Çipras'ın Makedonya ismi konusunda atlattığı badireleri dikkate alacak olursak, "yoğurdu üfleyerek yemek istemekte" pek de haksız olmadığını söyleyebiliriz.

Çipras'ın Ankara ziyareti başlamadan önce Anadolu Ajansı'na yaptığı açıklamalar da iç siyasette dengeleri korumaya yönelikti. Azınlıklar konusunun ikili bir mesele olmadığını savunan Başbakan, Lozan Antlaşması kapsamında iki ülkenin azınlıklar konusundaki sorumluluklarını da "karşılıklı bilgilendirme" olarak sınırlandırdı.
Ancak Heybeliada Ruhban Okulu'nu ziyaret eden ilk Yunan Başbakanı olarak Çipras'ın burada yaptığı açıklamalar, azınlık konularının iki ülkenin görüşmesi gereken ikili meseleler arasında olduğunu bir kez daha ortaya koydu.

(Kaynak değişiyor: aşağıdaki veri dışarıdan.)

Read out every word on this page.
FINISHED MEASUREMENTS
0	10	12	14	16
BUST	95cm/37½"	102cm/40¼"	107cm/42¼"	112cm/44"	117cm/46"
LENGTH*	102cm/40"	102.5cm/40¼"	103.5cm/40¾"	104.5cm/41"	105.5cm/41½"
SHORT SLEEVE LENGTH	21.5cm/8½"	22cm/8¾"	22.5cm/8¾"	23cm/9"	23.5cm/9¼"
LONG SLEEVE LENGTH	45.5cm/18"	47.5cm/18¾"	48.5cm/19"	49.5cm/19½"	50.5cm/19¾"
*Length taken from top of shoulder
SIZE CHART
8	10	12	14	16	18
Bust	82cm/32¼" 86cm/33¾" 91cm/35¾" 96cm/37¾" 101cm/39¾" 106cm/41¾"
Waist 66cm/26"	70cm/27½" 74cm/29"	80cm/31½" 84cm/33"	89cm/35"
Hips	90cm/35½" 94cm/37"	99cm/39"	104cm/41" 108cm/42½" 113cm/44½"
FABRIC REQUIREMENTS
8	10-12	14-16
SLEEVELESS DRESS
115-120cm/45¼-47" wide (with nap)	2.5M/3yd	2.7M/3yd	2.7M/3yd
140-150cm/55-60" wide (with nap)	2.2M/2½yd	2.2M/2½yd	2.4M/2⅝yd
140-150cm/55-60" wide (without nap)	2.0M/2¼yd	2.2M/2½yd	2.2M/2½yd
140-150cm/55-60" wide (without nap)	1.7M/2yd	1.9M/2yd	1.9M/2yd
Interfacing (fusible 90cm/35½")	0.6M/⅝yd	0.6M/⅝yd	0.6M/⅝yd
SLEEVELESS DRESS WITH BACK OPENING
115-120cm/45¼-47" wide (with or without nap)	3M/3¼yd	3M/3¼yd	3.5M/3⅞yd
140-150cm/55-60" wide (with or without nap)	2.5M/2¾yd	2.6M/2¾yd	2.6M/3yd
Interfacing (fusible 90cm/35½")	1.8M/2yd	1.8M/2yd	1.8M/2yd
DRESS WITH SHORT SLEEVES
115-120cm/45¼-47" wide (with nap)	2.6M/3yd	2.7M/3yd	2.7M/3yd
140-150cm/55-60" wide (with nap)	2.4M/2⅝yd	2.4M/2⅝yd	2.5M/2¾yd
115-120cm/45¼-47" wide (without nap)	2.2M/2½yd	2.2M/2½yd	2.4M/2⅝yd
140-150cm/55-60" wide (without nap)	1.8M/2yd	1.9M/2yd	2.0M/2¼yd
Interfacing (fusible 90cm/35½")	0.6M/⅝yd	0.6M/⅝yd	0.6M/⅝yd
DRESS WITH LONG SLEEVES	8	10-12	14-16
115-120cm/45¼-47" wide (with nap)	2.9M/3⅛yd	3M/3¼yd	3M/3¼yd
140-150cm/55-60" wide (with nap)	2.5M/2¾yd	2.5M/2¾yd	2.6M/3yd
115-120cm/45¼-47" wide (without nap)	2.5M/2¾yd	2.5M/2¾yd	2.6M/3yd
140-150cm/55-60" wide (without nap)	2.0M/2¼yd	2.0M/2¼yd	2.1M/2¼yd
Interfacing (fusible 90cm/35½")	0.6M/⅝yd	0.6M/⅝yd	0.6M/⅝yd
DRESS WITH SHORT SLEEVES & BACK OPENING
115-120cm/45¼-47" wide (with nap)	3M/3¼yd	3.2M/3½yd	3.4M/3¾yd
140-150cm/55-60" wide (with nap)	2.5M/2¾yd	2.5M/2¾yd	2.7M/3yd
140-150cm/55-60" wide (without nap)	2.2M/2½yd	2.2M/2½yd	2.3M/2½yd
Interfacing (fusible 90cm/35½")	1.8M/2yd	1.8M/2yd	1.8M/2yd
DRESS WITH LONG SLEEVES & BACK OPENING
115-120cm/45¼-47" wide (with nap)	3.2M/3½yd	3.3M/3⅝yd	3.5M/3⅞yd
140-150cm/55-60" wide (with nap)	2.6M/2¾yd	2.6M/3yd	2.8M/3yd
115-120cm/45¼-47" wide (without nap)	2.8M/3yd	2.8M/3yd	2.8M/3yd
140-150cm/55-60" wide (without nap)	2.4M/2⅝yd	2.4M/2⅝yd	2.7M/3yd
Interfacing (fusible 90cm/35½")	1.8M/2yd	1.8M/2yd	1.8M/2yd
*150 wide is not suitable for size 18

Heybeliada Ruhban Okulu'na tarihi ziyaretinde söz konusu okulun yeniden açılması talebini yineleyen Çipras, "azınlıkların haklarının korunmasının hükümetlerimizin asli sorumluluğu" olduğunu savundu.

Ankara'da Cumhurbaşkanı Erdoğan'dan gelen açıklamalar, Başbakan Çipras'ın Ruhban Okulu'na gerçekleştirdiği ziyaret, Rum ve Türk azınlıkları ilgilendiren konularda olumlu gelişmelerin olabileceği ümidini doğurdu.

Ancak, hemen şurada önemli bir konuya parmak basmak gerekiyor. Ruhban Okulu'nun yeniden açılması sadece Atina hükümetinin bir isteği değil. Herşeyden önce İstanbul Rum Azınlığı'nın bir talebi.

Oysa, Çipras'ın Ankara ziyareti öncesinde AA'ya yaptığı açıklamalarda "adım" olarak tanımladığı konuların Batı Trakya Türk azınlığının istekleriyle yakından uzaktan ilgisi yok. Tam tersine yeni sürtüşme odakları yaratan adımlardan bahsediyoruz.

Evet, azınlık haklarının korunmasının hükümetlerin asli sorumluluğu olduğu görüşüne katılıyoruz. Ancak bu asli sorumluluğun yerine getirilmesi için, doğru olanın ilgili azınlığı dinlemek, onun isteklerine göre adımlar belirlemek değil midir?

Ankara buluşmasını Türk - Yunan ilişkileri açısından "krizden diyaloğa geçiş" olarak tanımlamak mümkün. Diyaloğun, Batı Trakya azınlığı ile Atina hükümeti arasında da başlamasını diliyor ve "darısı başımıza" diyorum.